CHAPTER TWENTY-THREE
    I fried bacon and made toast with my farm bread, then prepared bacon- and-marmalade sandwiches. I put them in a Tupperware for Jessie and me to eat later that night. Then I made an extra one, which I ate on the stoep, watching the fat underbellies of the clouds turn pink then blood-red. Then they were grey, and growing closer, bigger, darker. I knew I should be pleased, because they held rain somewhere in there, but they looked so black and heavy, and in their shapes I saw the faces of men with bad thoughts inside puffy foreheads and dark beards. My husband, Fanie, was dead and gone, but sometimes it felt like he was with me again, like a bad taste in my mouth. Suddenly I could see the expression on his face just before he would hit me. My forehead was sweating and my heart beating fast. It was like I was having a bad dream, but I was wide awake.

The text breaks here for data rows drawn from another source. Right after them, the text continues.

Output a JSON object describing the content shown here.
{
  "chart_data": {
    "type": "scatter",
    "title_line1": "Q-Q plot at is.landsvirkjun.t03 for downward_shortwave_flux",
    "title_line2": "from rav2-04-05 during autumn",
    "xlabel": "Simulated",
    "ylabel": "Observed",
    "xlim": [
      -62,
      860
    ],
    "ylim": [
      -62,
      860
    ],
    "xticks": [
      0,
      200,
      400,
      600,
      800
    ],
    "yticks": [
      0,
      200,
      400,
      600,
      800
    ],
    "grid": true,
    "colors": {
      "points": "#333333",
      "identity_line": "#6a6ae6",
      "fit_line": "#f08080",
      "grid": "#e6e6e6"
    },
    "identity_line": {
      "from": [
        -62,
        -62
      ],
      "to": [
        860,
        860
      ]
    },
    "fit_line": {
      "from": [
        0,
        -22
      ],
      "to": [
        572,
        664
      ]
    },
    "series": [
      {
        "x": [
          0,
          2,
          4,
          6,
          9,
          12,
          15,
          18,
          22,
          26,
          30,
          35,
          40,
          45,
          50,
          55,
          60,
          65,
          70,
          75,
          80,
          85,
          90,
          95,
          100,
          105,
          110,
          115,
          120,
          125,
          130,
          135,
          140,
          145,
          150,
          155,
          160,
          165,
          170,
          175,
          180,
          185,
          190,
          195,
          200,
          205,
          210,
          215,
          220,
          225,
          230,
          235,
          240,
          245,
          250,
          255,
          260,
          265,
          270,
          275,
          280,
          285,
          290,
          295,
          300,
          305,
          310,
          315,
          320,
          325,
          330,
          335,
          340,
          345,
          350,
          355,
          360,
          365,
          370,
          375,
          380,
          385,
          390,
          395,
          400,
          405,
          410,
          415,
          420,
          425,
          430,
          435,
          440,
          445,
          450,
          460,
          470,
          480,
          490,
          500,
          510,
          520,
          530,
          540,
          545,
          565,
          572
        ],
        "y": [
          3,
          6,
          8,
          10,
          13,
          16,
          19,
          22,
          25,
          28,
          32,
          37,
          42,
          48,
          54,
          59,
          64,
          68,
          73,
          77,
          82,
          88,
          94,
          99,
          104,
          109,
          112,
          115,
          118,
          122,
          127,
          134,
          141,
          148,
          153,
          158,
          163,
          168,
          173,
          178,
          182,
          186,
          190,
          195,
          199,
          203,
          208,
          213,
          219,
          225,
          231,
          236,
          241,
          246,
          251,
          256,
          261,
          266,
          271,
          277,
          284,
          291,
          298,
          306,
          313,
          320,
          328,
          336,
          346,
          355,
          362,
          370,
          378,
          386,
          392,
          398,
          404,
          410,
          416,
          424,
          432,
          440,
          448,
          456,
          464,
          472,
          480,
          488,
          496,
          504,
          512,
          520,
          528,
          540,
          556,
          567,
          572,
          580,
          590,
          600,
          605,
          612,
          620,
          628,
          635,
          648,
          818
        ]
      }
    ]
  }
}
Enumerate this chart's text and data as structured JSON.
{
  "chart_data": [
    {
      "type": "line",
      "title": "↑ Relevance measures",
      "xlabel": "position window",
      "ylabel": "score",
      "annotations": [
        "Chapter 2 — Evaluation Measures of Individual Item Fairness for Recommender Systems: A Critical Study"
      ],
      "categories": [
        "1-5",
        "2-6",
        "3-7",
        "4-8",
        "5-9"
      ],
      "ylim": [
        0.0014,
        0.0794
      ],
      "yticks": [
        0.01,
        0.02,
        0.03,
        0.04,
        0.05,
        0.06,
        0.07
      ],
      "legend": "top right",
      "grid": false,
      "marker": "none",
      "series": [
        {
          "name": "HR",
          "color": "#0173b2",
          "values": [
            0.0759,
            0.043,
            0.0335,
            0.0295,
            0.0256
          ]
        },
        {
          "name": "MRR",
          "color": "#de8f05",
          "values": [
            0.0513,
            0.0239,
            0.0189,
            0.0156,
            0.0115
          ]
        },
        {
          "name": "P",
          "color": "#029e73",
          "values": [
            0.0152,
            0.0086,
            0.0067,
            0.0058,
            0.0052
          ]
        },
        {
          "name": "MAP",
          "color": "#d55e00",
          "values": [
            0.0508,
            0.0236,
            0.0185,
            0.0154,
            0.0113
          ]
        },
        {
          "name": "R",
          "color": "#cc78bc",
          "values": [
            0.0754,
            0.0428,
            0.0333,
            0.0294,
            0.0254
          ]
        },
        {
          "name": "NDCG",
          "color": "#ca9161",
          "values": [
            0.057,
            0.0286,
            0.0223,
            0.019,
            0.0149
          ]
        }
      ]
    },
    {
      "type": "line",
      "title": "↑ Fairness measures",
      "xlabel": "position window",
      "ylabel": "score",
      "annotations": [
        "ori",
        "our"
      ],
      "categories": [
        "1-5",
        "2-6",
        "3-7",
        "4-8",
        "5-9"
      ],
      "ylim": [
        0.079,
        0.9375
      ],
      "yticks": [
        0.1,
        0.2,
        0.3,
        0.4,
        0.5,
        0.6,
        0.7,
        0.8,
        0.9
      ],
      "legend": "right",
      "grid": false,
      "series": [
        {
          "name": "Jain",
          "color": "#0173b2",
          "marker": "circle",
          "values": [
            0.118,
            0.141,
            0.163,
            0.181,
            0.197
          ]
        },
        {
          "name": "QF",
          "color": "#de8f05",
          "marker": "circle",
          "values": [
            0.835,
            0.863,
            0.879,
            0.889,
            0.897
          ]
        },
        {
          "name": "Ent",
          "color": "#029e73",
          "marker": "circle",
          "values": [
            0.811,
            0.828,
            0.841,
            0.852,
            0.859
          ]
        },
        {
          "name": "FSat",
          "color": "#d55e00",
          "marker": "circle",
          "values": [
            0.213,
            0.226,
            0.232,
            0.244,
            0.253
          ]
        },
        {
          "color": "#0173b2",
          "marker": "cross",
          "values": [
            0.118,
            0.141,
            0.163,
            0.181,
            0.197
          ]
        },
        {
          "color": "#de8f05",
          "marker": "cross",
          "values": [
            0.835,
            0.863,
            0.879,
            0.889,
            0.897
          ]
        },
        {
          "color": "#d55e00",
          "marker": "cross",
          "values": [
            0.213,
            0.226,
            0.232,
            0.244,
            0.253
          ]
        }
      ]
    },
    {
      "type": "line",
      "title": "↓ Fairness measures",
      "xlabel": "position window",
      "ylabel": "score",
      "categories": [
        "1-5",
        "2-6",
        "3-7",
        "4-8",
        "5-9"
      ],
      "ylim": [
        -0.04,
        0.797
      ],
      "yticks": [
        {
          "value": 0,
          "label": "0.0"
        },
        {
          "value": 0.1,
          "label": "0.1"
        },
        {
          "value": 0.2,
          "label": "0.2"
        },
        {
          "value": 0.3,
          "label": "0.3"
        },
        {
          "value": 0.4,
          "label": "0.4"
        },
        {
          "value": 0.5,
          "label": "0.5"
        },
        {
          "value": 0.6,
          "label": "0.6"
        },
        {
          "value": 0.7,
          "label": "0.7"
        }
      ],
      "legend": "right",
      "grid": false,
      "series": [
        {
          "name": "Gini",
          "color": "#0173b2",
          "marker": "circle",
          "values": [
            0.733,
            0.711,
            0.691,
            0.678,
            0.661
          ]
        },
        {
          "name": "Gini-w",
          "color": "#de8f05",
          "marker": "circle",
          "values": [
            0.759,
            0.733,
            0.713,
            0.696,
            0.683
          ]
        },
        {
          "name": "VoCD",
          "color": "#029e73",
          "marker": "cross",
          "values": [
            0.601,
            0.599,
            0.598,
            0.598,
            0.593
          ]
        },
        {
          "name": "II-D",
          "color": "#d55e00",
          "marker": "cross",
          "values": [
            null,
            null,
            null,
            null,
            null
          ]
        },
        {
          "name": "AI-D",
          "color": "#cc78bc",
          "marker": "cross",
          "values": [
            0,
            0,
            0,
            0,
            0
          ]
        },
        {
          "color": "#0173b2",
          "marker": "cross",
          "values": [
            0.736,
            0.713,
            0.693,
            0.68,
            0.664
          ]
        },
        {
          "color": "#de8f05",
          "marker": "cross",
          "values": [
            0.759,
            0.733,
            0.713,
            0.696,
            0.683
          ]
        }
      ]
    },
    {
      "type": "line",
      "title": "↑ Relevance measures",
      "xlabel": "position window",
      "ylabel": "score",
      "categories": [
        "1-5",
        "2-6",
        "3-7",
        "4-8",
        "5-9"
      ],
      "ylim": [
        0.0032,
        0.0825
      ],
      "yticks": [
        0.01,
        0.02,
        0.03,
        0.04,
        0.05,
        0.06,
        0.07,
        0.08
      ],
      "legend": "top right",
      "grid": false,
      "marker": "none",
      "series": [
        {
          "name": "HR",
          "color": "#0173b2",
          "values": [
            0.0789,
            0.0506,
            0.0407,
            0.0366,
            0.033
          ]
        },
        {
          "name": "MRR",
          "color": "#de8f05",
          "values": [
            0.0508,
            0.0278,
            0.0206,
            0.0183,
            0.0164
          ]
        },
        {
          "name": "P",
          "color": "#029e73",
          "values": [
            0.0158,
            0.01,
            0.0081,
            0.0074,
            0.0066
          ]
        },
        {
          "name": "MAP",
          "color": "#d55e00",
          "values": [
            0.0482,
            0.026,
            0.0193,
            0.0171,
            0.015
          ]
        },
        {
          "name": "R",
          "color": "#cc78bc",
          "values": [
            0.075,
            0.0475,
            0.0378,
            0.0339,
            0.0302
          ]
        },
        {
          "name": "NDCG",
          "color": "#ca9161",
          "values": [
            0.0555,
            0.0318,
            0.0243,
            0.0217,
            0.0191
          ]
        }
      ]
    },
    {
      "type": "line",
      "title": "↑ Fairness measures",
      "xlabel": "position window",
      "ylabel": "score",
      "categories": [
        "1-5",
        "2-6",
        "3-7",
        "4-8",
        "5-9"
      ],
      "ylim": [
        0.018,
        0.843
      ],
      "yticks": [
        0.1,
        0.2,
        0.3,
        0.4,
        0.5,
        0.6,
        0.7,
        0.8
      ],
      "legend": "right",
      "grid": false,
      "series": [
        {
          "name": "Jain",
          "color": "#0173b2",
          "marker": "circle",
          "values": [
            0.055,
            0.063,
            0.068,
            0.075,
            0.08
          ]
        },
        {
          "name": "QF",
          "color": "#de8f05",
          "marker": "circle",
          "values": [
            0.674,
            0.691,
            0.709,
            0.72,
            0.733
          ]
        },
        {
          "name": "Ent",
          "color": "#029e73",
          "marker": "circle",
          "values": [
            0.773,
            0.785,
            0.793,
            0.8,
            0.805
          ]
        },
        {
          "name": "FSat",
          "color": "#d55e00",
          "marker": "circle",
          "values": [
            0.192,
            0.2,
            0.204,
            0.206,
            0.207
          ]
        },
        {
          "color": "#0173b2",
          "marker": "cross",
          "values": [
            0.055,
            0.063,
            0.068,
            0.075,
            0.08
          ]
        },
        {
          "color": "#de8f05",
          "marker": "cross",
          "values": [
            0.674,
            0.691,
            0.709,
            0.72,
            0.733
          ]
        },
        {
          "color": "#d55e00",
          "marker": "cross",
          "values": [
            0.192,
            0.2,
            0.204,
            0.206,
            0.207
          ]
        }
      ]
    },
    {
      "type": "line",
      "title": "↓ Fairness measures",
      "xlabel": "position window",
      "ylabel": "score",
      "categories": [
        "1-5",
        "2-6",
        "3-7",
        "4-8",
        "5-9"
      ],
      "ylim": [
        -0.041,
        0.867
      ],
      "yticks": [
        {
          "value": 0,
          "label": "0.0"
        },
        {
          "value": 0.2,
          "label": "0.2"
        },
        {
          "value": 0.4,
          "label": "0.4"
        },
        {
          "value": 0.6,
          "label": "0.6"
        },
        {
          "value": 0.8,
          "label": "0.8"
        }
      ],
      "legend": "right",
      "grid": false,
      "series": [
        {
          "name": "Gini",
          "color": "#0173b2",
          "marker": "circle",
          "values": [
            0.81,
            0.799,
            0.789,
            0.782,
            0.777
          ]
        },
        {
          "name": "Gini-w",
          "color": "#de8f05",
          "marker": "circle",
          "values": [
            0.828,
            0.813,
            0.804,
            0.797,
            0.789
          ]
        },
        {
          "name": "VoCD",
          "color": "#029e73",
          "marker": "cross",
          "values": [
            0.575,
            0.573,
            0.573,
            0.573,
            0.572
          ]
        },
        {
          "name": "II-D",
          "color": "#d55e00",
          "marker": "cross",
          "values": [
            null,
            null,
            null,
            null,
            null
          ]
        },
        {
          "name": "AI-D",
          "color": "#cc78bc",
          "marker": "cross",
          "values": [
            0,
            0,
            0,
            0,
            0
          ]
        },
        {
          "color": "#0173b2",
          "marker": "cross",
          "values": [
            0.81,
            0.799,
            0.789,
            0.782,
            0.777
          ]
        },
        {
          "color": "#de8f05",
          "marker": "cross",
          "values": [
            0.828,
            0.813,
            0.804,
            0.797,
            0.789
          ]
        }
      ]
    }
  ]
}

    I was pleased to hear the sound of Jessie’s scooter heading my way. I rinsed my mouth, washed my face and put on my khaki veldskoene.
    Jessie came into the kitchen carrying two helmets and a small backpack. She was wearing jeans and black boots and her jacket, as well as the usual pouches and stuff around her belt.
    ‘Are you sure there’s no one at Dirk’s house?’ I said.
    ‘We’ll soon find out.’
    ‘But the police are finished with the crime scene?’
    ‘Yes, they’ve taken photographs, dusted for prints and all that. They’re just leaving the crime-scene tape up a while. In case, you know.’
    ‘Are you sure? We don’t want to mess up their investigation.’
    ‘We won’t mess up anything,’ said Jessie. ‘We’ll only try and help. The more brains on this the better.’